Entscheidungsstichwort (Thema)

Körperschaftsteuer

 

Leitsatz (amtlich)

Die Ausgleichsforderung gegen ein Land, die einer öffentlichen Bausparkasse auf Grund von § 3 der 33. Durchführungsverordnung zum Umstellungsgesetz zugeteilt wird, gehört zum langfristigen Kommunalkreditgeschäft im Sinne des § 19 Abs. 2 Ziff. 1 KStG.

 

Normenkette

KStG § 19 Abs. 2 Ziff. 1

 

Tatbestand

Es ist mündliche Verhandlung beantragt. Dem Senat erscheint es zweckmäßig, vorerst ohne eine solche zu entscheiden (ß 294 Abs. 2 der Reichsabgabenordnung - AO -).

Streitig ist, ob die Zinsen aus der Ausgleichsforderung, die einer öffentlichen Bausparkasse auf Grund von § 3 der 33. Durchführungsverordnung zum Umstellungsgesetz (Amtliches Mitteilungsblatt der Verwaltung für Finanzen des Vereinigten Wirtschaftsgebiets - AMBlFin. 1949 S. 284) gegen die öffentliche Hand zugeteilt worden ist, dem ermäßigten Steuersatz gemäß § 19 Abs. 2 des Körperschaftsteuergesetzes (KStG) II/1948 und 1949 unterliegen.
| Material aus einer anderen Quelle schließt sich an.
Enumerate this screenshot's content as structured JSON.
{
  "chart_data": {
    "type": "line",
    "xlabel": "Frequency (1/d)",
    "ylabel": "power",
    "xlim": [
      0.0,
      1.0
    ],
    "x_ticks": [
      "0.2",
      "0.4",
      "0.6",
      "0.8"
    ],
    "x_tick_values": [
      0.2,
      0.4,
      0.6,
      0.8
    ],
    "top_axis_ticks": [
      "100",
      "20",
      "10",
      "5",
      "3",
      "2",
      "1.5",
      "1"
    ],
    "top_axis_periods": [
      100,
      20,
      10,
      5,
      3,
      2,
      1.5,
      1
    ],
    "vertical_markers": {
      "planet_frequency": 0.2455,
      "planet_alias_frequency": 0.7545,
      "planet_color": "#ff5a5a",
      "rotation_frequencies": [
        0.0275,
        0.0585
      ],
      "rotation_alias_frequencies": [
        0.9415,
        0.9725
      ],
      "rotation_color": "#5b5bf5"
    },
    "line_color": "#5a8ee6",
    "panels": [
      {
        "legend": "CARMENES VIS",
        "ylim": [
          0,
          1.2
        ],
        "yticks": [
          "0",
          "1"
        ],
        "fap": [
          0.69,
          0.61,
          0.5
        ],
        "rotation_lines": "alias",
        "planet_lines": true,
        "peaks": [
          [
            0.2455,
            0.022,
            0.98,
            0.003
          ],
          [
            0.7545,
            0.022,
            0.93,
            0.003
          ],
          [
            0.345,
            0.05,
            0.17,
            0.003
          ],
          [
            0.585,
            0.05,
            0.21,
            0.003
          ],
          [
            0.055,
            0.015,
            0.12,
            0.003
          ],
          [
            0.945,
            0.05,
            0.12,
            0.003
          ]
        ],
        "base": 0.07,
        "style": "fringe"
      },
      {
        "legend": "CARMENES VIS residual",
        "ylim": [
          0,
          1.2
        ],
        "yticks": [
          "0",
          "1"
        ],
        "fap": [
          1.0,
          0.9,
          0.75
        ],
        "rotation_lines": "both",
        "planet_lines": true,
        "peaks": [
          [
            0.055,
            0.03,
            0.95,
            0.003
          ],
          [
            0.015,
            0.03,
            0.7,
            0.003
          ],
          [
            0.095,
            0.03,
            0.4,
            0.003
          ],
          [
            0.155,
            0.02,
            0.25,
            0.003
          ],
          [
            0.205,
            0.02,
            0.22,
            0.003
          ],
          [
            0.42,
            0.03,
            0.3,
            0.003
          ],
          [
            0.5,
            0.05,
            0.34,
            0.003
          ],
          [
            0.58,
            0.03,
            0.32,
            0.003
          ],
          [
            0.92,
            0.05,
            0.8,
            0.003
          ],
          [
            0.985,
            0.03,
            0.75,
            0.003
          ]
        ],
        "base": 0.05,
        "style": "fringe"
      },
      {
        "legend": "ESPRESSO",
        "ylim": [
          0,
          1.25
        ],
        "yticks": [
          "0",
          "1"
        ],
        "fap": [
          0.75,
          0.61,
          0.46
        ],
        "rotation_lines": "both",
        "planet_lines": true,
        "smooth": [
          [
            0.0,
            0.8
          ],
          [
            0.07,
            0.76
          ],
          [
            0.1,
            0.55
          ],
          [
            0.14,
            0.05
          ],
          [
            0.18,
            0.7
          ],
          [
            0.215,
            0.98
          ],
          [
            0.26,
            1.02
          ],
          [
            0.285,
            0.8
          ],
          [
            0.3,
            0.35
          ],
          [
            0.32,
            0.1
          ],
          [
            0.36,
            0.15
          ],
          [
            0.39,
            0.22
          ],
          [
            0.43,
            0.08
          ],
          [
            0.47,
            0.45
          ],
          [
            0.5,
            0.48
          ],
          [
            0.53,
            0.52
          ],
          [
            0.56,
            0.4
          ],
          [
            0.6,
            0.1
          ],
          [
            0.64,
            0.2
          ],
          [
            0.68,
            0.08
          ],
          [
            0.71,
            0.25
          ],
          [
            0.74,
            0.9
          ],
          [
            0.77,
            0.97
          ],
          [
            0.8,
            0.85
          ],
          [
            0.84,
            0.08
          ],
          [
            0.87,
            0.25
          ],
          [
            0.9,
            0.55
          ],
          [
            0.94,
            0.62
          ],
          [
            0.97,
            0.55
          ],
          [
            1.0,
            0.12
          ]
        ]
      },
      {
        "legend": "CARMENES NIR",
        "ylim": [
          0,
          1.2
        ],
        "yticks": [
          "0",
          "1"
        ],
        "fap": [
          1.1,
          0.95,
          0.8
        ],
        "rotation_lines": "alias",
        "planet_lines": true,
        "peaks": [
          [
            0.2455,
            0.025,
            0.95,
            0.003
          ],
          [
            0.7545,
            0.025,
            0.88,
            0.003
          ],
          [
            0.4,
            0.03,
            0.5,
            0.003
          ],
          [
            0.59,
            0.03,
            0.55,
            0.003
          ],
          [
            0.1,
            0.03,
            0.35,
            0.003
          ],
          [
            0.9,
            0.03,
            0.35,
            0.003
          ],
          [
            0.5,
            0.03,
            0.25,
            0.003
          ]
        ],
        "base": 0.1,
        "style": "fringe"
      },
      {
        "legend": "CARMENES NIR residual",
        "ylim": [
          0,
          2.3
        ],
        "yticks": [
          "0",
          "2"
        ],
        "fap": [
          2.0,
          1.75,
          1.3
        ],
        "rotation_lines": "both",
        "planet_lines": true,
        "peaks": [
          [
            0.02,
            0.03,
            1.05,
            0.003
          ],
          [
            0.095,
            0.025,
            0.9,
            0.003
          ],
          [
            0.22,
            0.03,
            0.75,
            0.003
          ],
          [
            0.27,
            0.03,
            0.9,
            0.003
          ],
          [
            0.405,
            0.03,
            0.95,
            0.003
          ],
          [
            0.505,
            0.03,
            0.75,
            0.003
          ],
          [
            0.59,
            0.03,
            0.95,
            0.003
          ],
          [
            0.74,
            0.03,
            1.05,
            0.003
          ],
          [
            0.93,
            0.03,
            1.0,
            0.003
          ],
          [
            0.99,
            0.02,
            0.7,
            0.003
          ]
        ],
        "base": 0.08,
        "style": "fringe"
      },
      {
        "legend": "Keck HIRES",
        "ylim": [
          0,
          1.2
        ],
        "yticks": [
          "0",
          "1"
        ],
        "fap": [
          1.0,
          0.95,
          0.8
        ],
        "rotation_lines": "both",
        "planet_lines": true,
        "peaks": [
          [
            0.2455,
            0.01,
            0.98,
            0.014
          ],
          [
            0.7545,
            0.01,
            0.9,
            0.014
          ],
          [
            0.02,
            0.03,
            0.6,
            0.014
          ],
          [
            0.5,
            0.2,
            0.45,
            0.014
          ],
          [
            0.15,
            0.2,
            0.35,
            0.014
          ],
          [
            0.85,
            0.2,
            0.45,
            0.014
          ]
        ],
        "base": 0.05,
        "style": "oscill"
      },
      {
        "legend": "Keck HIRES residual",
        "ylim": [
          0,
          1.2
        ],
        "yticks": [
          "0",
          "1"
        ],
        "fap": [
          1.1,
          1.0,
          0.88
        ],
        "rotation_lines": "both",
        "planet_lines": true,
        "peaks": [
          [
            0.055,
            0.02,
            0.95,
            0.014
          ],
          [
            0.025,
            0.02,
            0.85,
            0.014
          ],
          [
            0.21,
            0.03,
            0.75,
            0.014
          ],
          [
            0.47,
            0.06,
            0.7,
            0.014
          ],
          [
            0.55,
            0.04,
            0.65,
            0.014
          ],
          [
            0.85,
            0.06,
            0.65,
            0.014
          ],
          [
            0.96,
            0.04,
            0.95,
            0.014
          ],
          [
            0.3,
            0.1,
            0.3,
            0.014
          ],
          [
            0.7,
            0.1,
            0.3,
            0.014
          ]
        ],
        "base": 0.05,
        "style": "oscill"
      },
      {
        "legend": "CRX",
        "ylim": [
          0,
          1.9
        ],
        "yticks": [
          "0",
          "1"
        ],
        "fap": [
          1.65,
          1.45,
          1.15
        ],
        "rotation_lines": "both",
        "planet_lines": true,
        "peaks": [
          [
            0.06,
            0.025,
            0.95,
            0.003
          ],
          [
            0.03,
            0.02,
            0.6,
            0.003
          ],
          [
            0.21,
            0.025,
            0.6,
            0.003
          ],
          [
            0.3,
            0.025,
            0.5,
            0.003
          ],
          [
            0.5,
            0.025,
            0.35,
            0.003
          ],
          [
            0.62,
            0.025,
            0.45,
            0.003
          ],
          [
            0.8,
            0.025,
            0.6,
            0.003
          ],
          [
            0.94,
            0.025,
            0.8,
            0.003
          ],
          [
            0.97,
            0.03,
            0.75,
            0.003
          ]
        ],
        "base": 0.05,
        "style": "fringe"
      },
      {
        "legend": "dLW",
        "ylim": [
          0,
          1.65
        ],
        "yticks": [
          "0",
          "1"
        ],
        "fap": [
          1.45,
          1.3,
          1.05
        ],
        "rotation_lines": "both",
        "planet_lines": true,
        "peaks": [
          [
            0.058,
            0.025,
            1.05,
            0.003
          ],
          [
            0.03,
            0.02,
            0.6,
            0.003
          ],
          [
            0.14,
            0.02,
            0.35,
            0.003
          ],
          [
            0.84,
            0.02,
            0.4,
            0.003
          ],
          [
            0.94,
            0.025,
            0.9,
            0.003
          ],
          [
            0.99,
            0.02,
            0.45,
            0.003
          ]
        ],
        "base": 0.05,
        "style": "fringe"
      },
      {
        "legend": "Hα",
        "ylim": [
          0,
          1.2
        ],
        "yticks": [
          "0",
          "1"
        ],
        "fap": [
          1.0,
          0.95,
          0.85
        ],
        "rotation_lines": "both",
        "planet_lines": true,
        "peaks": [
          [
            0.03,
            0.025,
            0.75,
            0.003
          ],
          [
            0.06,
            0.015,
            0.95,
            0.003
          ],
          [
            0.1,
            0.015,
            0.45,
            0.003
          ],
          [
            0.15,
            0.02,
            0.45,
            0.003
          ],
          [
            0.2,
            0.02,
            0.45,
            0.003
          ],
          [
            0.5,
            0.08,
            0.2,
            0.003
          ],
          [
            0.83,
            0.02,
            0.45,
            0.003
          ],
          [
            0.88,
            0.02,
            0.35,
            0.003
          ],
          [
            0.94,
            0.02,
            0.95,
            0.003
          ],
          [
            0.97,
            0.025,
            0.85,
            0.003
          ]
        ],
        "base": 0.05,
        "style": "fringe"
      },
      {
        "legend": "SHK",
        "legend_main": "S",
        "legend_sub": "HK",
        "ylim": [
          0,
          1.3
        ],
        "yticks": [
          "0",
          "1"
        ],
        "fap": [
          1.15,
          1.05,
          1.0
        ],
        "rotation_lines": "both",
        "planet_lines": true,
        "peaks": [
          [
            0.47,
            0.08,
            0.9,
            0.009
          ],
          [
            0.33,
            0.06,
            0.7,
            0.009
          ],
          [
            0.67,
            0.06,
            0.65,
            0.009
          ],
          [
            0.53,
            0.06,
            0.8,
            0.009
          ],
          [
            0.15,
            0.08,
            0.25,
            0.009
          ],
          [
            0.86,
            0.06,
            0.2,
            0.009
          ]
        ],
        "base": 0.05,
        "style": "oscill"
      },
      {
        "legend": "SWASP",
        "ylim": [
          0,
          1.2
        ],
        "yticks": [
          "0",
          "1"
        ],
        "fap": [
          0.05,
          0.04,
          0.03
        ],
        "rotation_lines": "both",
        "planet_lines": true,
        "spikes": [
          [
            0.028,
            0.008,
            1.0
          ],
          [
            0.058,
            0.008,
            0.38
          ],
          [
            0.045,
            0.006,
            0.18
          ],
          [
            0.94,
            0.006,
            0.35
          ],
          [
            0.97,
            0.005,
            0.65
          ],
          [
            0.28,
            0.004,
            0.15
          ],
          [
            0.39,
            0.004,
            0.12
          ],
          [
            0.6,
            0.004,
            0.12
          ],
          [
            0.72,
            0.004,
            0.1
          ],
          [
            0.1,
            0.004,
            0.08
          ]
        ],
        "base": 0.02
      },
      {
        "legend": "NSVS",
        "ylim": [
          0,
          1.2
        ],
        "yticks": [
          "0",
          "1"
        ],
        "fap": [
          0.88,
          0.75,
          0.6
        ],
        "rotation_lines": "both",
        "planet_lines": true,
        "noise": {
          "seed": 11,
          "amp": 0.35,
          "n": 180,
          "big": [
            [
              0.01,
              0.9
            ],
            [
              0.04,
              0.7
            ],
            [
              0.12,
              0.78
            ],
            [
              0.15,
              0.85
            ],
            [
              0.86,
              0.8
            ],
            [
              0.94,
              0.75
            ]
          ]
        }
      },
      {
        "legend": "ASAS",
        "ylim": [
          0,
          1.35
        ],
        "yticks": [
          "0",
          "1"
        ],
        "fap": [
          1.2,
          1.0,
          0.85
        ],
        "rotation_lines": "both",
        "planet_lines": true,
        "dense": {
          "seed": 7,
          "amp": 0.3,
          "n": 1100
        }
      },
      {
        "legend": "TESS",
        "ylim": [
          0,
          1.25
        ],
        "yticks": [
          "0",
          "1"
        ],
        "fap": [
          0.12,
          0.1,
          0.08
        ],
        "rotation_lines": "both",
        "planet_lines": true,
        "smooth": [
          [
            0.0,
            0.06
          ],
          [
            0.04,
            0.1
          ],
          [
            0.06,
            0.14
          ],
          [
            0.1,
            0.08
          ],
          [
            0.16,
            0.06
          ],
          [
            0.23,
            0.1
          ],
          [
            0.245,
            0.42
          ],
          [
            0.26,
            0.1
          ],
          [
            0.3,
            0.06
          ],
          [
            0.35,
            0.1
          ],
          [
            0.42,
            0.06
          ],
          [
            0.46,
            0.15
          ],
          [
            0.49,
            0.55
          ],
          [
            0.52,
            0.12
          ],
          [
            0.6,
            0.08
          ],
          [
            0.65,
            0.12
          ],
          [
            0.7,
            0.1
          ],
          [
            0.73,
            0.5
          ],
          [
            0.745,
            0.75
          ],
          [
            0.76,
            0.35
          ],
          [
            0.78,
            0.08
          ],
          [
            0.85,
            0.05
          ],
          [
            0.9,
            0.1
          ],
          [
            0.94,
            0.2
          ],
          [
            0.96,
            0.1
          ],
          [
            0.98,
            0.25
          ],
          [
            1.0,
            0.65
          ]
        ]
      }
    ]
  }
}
Die Steuerpflichtige (Stpfl.) nimmt die Vergünstigung in Anspruch. Sie macht geltend, die Ausgleichsforderung gegen das Land sei unkündbar und nicht handelsfähig, daher einer langfristigen Zwangsanleihe vergleichbar und stelle ein Kommunalkreditgeschäft im weiteren Sinne dar. Die Ausgleichsforderung sei an die Stelle der nichtumgestellten öffentlichen Schuldtitel, insbesondere der Reichstitel, getreten, in denen die Stpfl. den größten Teil ihres Aktivvermögens habe anlegen müssen. Da die Geschäfte in Anleihen öffentlich-rechtlicher Körperschaften mit mehr als vierjähriger Laufzeit zum langfristigen Kommunalkreditgeschäft gehört hätten, müsse auch die Zuteilung der Ausgleichsforderung dazu gerechnet werden.

Finanzamt und Finanzgericht haben die Anwendung des ermäßigten Steuersatzes abgelehnt, das Finanzamt deshalb, weil die Ausgleichsforderung nur mittelbar mit dem langfristigen Kommunalkreditgeschäft zusammenhänge, das Finanzgericht, weil das Hauptmerkmal eines Kreditgeschäfts, nämlich die Gewährung und der Empfang einer Gegenleistung, fehle.

 

Entscheidungsgründe

Die Rechtsbeschwerde (Rb.) der Stpfl. ist begründet.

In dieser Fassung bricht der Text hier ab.